Fig. 6 The suggested mechanism of the condensation reaction of VAC with NBD-Cl.

It should be noted that, the degradation product, acyclovir could not undergo the condensation reaction with NBD-Cl and this can be inferred from the absence of any fluorescence property due to the reaction. This may be attributed to tautomerism of the amino group in the guanine base making the proton of amino group acidic therefore no condensation reaction could occur with NBD-Cl.

3.4. Method validation

The proposed methods have been validated according to ICH guidelines.²⁹ The investigated parameters include: linearity and range, sensitivity, precision, accuracy, recovery and robustness.

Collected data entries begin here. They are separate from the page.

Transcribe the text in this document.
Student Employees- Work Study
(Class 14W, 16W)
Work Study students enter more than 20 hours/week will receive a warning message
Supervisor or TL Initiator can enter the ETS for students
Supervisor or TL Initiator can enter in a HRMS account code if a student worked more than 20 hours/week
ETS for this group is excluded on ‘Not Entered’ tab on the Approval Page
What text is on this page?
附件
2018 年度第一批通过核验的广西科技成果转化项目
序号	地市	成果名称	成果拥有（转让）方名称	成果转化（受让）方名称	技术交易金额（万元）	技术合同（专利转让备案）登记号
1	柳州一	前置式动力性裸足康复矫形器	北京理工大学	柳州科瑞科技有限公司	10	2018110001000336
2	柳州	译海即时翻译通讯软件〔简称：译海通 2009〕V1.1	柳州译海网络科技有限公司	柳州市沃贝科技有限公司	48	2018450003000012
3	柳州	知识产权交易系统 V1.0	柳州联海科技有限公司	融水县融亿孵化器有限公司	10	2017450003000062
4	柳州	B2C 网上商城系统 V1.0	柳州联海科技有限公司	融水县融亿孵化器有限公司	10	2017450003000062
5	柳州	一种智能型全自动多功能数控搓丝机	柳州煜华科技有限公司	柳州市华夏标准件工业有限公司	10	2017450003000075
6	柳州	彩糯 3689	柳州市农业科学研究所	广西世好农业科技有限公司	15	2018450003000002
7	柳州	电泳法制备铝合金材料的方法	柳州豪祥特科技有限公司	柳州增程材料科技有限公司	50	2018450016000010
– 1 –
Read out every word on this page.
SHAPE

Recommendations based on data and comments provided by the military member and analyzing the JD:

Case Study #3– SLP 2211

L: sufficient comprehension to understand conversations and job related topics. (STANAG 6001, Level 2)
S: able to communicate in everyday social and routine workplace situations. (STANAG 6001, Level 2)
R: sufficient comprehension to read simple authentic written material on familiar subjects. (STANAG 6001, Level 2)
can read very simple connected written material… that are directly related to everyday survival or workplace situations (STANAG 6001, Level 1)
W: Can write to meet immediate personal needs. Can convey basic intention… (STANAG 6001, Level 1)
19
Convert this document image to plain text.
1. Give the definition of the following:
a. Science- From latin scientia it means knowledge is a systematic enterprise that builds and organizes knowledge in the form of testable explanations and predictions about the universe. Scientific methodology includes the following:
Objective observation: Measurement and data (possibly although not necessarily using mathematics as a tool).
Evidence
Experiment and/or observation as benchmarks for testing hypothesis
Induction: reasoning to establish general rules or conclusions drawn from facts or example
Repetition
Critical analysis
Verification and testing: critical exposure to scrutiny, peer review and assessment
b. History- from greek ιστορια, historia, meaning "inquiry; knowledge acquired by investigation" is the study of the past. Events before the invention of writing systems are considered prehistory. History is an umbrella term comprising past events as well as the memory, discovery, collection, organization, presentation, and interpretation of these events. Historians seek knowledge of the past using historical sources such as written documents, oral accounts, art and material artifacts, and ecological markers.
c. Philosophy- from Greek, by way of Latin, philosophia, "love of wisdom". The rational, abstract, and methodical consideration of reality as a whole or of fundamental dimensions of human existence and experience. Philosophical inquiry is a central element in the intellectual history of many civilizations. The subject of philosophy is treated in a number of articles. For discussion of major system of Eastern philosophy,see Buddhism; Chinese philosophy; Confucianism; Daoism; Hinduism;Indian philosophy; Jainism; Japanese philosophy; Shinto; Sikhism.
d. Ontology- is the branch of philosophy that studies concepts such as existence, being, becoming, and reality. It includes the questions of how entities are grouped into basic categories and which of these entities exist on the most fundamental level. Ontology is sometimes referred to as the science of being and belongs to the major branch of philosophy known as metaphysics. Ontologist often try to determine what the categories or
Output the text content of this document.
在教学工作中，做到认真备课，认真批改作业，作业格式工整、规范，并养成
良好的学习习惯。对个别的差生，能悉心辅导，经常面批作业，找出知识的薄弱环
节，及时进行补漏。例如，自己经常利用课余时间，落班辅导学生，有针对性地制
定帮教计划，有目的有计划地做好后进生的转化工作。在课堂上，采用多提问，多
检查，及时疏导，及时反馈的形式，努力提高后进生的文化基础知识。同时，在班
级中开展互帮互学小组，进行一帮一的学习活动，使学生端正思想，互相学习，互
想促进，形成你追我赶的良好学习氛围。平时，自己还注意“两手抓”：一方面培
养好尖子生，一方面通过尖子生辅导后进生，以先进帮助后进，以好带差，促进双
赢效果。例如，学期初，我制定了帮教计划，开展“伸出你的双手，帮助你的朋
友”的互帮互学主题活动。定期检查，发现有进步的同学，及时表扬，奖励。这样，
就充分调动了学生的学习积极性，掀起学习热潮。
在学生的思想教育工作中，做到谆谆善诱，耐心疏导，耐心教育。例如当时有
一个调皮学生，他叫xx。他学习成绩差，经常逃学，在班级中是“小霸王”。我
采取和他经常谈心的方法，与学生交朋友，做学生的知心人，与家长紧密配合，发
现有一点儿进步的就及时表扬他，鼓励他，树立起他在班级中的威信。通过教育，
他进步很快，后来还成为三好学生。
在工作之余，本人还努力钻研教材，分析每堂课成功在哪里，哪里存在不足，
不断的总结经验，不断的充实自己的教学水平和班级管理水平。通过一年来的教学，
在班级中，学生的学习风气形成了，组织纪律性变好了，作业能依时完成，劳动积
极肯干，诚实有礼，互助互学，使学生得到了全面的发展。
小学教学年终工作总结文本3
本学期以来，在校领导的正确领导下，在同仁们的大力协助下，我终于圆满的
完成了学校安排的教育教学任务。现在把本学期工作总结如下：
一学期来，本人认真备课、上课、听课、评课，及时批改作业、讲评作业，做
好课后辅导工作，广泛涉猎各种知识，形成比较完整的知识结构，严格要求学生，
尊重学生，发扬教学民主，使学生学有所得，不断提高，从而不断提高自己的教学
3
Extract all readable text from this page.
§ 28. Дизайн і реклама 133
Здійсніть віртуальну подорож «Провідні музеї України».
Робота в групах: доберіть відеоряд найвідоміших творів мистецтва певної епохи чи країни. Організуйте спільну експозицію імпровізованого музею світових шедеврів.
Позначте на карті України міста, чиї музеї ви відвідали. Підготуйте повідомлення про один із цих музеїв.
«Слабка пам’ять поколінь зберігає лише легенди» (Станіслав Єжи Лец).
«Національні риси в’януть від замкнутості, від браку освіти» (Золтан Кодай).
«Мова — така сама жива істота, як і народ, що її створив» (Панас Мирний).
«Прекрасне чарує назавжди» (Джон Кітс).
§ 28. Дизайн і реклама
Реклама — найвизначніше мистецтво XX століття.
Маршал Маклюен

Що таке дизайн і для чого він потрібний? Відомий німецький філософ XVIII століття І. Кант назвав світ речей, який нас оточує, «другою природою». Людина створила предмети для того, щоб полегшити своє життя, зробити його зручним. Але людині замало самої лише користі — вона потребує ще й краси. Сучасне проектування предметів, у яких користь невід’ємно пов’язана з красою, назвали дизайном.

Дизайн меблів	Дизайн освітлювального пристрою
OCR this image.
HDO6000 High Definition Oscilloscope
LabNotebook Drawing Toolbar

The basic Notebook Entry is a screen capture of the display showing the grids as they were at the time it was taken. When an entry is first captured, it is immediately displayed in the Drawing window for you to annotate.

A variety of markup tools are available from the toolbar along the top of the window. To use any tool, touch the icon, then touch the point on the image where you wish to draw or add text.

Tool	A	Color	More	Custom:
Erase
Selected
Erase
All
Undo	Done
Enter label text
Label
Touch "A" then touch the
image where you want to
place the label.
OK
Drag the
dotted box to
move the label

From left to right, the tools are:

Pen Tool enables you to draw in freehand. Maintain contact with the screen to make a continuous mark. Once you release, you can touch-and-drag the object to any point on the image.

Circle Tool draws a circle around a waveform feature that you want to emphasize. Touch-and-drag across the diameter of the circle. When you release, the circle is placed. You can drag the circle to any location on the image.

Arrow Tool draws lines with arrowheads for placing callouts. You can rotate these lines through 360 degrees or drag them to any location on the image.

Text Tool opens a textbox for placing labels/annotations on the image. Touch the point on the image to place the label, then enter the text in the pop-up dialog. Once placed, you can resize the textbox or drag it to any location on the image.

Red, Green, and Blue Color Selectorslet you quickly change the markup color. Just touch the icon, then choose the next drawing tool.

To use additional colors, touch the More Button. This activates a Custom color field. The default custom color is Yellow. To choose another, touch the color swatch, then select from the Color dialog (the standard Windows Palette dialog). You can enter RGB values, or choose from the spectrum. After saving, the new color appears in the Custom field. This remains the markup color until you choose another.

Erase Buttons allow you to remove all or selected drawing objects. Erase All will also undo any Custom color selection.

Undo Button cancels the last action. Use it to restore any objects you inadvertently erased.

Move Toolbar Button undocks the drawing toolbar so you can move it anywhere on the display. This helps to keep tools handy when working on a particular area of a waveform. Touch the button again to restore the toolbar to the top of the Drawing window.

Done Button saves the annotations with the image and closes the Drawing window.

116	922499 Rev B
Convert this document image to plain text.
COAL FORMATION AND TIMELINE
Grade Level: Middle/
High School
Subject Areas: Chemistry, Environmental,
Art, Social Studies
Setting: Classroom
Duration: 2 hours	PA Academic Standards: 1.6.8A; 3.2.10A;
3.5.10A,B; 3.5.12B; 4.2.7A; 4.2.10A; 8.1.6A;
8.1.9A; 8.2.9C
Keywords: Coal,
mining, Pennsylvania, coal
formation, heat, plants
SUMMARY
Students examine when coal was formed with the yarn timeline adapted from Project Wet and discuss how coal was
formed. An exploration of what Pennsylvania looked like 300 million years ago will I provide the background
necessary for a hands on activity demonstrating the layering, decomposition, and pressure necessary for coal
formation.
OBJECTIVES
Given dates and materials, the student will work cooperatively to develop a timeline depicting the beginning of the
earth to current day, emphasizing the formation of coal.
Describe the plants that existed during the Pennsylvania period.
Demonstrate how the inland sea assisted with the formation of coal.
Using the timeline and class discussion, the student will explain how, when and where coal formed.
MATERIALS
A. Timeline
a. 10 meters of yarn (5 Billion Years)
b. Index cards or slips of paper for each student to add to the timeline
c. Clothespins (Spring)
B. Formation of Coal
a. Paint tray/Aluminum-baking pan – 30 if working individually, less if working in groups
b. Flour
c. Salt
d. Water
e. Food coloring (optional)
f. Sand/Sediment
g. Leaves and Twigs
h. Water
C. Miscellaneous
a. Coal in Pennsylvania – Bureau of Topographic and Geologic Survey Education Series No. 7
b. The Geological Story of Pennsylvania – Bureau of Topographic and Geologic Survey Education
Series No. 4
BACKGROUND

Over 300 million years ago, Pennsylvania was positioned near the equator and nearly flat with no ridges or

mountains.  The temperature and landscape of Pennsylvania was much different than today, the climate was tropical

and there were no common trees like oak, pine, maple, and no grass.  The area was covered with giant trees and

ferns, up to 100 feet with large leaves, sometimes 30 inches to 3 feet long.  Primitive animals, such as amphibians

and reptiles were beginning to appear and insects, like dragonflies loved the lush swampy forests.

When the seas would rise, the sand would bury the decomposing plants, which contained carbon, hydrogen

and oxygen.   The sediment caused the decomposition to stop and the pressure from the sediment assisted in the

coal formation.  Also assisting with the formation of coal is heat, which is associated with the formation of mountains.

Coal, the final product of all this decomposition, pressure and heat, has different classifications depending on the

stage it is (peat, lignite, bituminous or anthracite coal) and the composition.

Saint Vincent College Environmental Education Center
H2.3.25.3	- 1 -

The International Conference on Harmonization (ICH) guideline entitled ‘stability testing of new drug substances and products’ requires the stress testing to be carried out to elucidate the inherent stability characteristics of the active substance.³⁰ An ideal stability-indicating method is one that quantifies the drug and resolves its degradation products.

3.4.1. Linearity and range. The proposed methods showed a good linear correlation in concentration range of 20–300 ng per band (r² = 0.9992) for densitometric method and 1–10 μg ml⁻¹ (r² = 0.9991) for spectrofluorimetric method. The high value of correlation coefficient assured the validity of the proposed methods (Table 1).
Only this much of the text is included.